61)vandaar wegrukken.
  Dit kan men verstaan van de rechterhand, of van Jeruzalem, uit het koninklijke hof en uit Joden, vermits zijne wegvoering naar Babel, gelijk volgt.
62)ziel zoeken,
  U naar het leven staan, gelijk dikwijls.
63)hun ziel
  Hebreeuws, zij hunne ziel opheffen; dat is, begeerte, lust, verlangen naar hebben. Zie Deut. 24:15; Ps. 24:4; alzo onder Jer. 44:14.
64)Is dan deze man
  Dit wordt vragenderwijze, als in des volks naam, voorgesteld, waarop Gods antwoord volgt. Het blijkt dat men veel van hem gehouden heeft vanwege zijne bevalligheid.
65)afgodisch beeld?
  Of, beeld, dat veracht is en in stukken behoort geslagen te worden, alzo dat de stukken verstrooid worden. Van het Hebreeuwse woord, betekenende een afgod of afgodisch beeld, zie 1 Sam. 31:9; 2 Sam. 5:21.
66)vat,
  Of, waar niets behagelijks in is; vergelijk onder Jer. 48:38; Hos. 8:8.
67)zijn zaad
  Dat is, kinderen, die hij zou mogen krijgen, of gehad heeft, [gelijk enigen besluiten uit Mark. 1:12], hoewel zij hem in het koninkrijk niet zijn opgevolgd, gelijk onder Jer. 22:30 te zien is.
68)Zo zegt de HEERE:
  Dit is Gods antwoord op de voorgaande vraag des volks.
69)Schrijft
  Tekent het op ter gedachtenis, als een gewis en onwederroepelijk besluit van God.
70)man
  Chonia.
71)kinderloos,
  Hebreeuws, geheel ontbloot, of de allerontblootste; te weten van nakomelingen of opvolgers, gelijk sommigen; of gelijk anderen, van land en goed; inplaats dat zij zich inbeelden dat zijn zaad voor altoos zou regeren. Zie hiervan 1 Kron. 3:16.

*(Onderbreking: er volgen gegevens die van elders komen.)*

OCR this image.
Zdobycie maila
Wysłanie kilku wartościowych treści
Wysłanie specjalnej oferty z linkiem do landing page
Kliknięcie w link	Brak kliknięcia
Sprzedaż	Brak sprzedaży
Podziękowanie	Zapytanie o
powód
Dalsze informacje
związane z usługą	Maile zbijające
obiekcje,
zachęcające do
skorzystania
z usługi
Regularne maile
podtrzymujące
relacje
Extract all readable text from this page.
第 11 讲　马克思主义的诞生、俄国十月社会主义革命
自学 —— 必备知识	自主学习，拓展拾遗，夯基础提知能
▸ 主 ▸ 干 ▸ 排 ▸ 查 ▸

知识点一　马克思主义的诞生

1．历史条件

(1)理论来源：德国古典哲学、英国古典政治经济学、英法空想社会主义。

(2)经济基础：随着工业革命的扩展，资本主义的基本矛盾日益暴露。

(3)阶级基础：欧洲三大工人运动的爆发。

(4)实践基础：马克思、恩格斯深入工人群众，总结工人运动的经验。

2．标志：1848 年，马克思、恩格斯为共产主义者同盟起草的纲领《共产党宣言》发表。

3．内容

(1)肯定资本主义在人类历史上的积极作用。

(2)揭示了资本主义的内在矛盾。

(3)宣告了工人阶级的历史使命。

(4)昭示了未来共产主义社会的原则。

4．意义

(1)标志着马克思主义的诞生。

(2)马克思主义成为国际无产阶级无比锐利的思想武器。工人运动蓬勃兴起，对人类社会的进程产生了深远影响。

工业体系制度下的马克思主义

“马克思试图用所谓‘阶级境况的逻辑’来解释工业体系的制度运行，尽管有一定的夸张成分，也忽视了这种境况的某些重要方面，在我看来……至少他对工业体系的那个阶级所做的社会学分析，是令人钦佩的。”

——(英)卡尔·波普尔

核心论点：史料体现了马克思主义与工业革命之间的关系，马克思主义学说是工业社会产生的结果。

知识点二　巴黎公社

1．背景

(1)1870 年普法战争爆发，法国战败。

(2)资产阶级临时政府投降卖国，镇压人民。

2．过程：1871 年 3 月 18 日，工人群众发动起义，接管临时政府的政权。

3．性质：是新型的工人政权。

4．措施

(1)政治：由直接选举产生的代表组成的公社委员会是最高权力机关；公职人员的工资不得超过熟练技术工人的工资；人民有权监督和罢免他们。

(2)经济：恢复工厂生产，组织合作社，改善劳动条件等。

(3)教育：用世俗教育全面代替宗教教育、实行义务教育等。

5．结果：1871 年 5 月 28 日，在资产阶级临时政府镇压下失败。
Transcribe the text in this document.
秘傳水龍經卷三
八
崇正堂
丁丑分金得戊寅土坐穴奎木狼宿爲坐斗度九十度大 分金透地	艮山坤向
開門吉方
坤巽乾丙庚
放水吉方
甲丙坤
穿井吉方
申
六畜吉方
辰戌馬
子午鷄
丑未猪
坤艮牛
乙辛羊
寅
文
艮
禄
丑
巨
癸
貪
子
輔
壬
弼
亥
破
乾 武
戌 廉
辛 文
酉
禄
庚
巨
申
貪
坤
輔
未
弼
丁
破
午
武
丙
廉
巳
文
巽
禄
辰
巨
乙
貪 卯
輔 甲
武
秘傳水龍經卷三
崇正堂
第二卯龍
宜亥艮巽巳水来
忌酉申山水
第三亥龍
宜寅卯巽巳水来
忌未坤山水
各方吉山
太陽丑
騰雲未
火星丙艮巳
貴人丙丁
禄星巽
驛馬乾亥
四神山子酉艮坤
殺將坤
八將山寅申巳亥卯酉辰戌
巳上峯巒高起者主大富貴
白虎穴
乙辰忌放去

72)zittende op den troon Davids,
  Sommigen gevoelen dat na de Babylonische gevangenschap niet Salomo's, maar Nathans [Salomo's broeders] nakomelingen het bestuur gehad hebben. Anderen verstaan dat Salathiël zijn eigen rechte zoon door geboorte geweest is, doch Zerubbabel, die hem gevolgd is naar de gevangenschap, is niet meer dan een vorst, bestuurder geweest, gelijk te zien is Hagg. 1:1 en in het boek Ezra, en geenszins koning, zittende op den troon van David.